A federal court Sept. 7 threw out the regulation on the Medicare 60-day overpayment refund rule for Medicare Advantage (MA) in a decision that could affect providers down the road. The U.S. District Court for the District of Columbia ruled in favor of UnitedHealth Group, saying the regulation interpreting the 60-day rule was invalid because it undermines “actuarial equivalence” between Original Medicare and Medicare Part C, and because the regulation imposed False Claims Act (FCA) liability under a standard not authorized by the FCA itself.
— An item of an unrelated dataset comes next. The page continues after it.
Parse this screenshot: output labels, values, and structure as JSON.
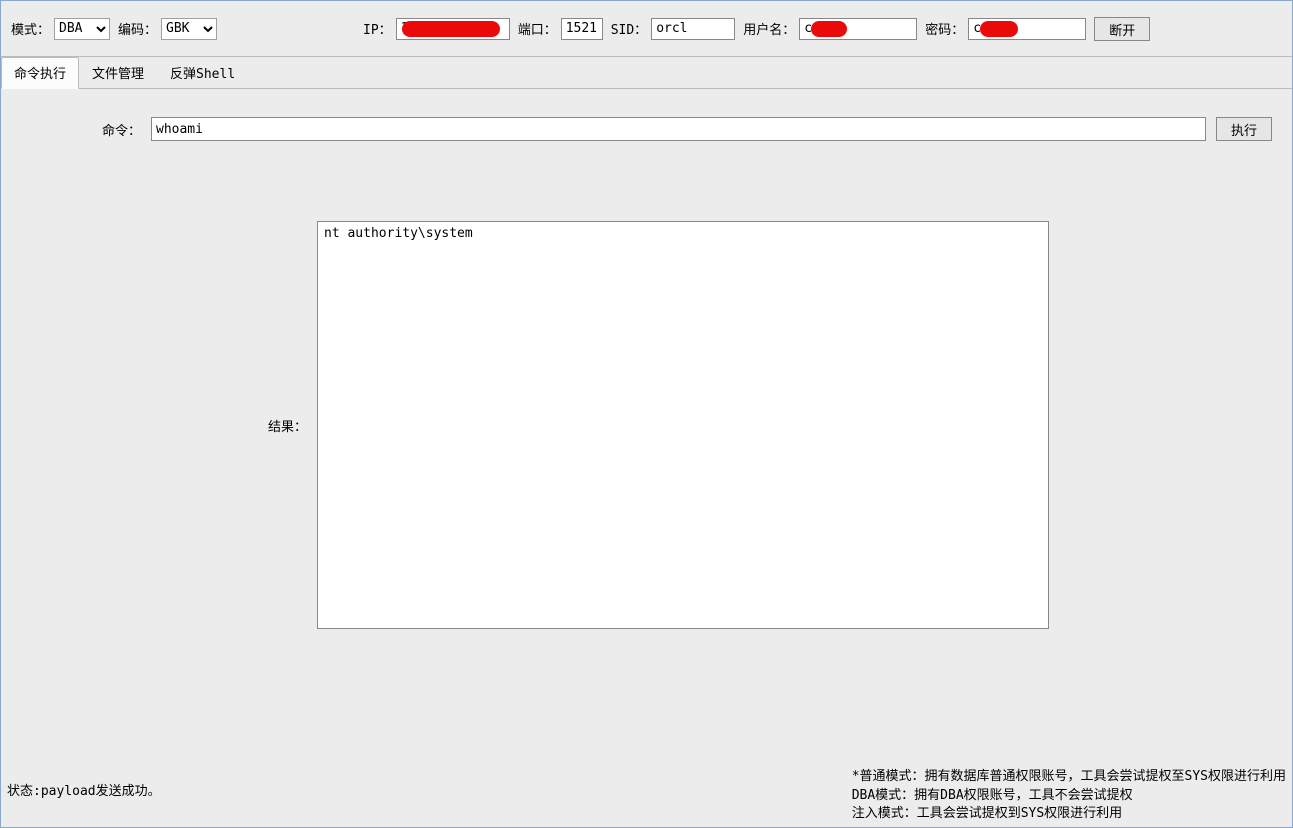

“This is a case to watch for compliance people,” says attorney Jeffrey Fitzgerald, with Polsinelli in Denver, Colorado. “While this case is limited to Part C, the legal analysis should equally apply to the 60-day Medicare refund rule for [Medicare Parts] A and B.”
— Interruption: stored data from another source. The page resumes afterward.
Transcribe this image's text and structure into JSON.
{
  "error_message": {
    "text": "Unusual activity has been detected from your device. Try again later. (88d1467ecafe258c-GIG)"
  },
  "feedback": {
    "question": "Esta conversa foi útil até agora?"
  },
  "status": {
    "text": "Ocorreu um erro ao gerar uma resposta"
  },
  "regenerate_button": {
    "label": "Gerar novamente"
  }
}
The Affordable Care Act requires plans, providers and suppliers to report and return Medicare and Medicaid overpayments 60 days after identifying them. CMS issued a 2014 regulation interpreting the 60-day overpayment refund rule for Medicare Advantage, but the language is similar to the 2016 regulation on the 60-day overpayment refund rule for Medicare Parts A and B. The regulation for Medicare Parts A and B says a “person has identified an overpayment when the person has, or should have through the exercise of reasonable diligence, determined that the person has received an overpayment and quantified the amount of the overpayment” (RMC 2/15/16, p. 1), which is close to the 2014 Part C regulatory language. Failure to return overpayments puts them at risk of FCA lawsuits.